The COVID-19 pandemic certainly constitutes an extraordinary event that can trigger application of the rebus sic stantibus principle in different legal systems, however before taking any legal action it is recommended to review and analyze appropriate provisions and jurisprudence that would apply to particular contractual obligations.
The rebus sic stantibus doctrine is not the only response to a change of circumstances as often it appears to be insufficient for constantly evolving and flexible contractual practices. Thus, in order to meet the challenges other autonomous solutions have been developed, primarily the force majeure clause and the hardship clause. Both institutions respond to an unforeseen change of circumstances for the purpose of protecting an affected party of a contract. The force majeure clause aims to free a party from liability for failure to perform contractual obligations in the case of impossibility to perform the obligations as a result of certain events specified in the contract.

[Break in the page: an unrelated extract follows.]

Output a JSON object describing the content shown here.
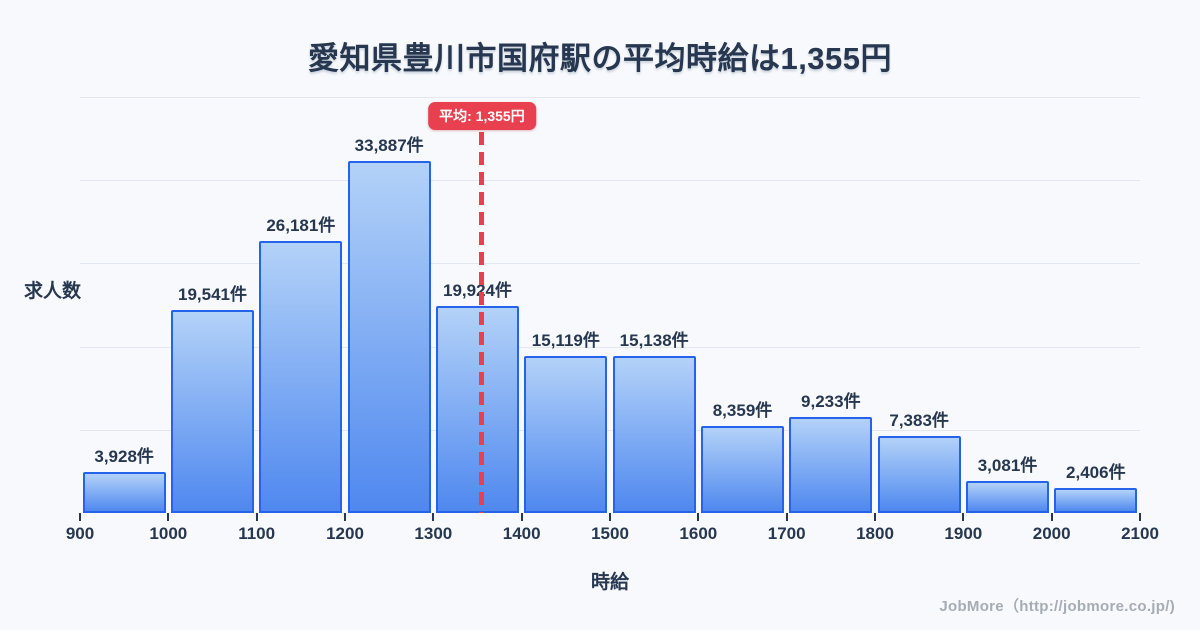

Whereas, the purpose of the hardship clause is to maintain the most significant provisions of the contract in order to reflect its meaning in the new reality. It determines that the parties should still perform their contractual obligations even if, due to a change of circumstances, the contract’s performance have been rendered more burdensome than it had been anticipated at the contract’s conclusion. Both of the clauses must be included in a contract in order to be applicable. It must be emphasized that different countries’ doctrine and jurisprudence have developed various solutions and constructions related to those clauses, however direct and complete contractual provision can spare contracting parties a lot of trouble. If a contract does not explicitly indicate an epidemic or pandemic as examples of force majeure then, the answer to the question whether the COVID-19 can be regarded as one is not straightforward. On the other hand, the hardship clause should also list a pandemic unambiguously. Otherwise, in lack of contractual provisions, every case would be examined individually on the basis of the actual data and parties would be obliged to prove their positions.
Conclusion
An attention must be drawn to the fact that countries’ approaches to the rebus sic stantibus doctrine differ significantly. Such heterogeneity does not meet the requirements neither of the dynamics of economic transactions nor of the international contractual practices, and it has led to various attempts to regulate all possible variants in contracts and giving more importance to the force majeure, the hardship and also renegotiation clauses. A careful attention must be paid to negotiating and constructing the contracts as it is certain that not all of the situations can be foreseen, thus certain universal but at the same time precise provisions must be included in a contract in order to fully protect contracting parties. Moreover, it is important to consider with care and to determine the law that will govern the contract. It should be also bear in mind that even if a certain legal system provides for a codified variant of the rebus sic stantibus clause (as described above) the relevant jurisprudence should be cautiously analyzed as most probably it will be applied in the event of the relevant legal provisions being found ambiguous.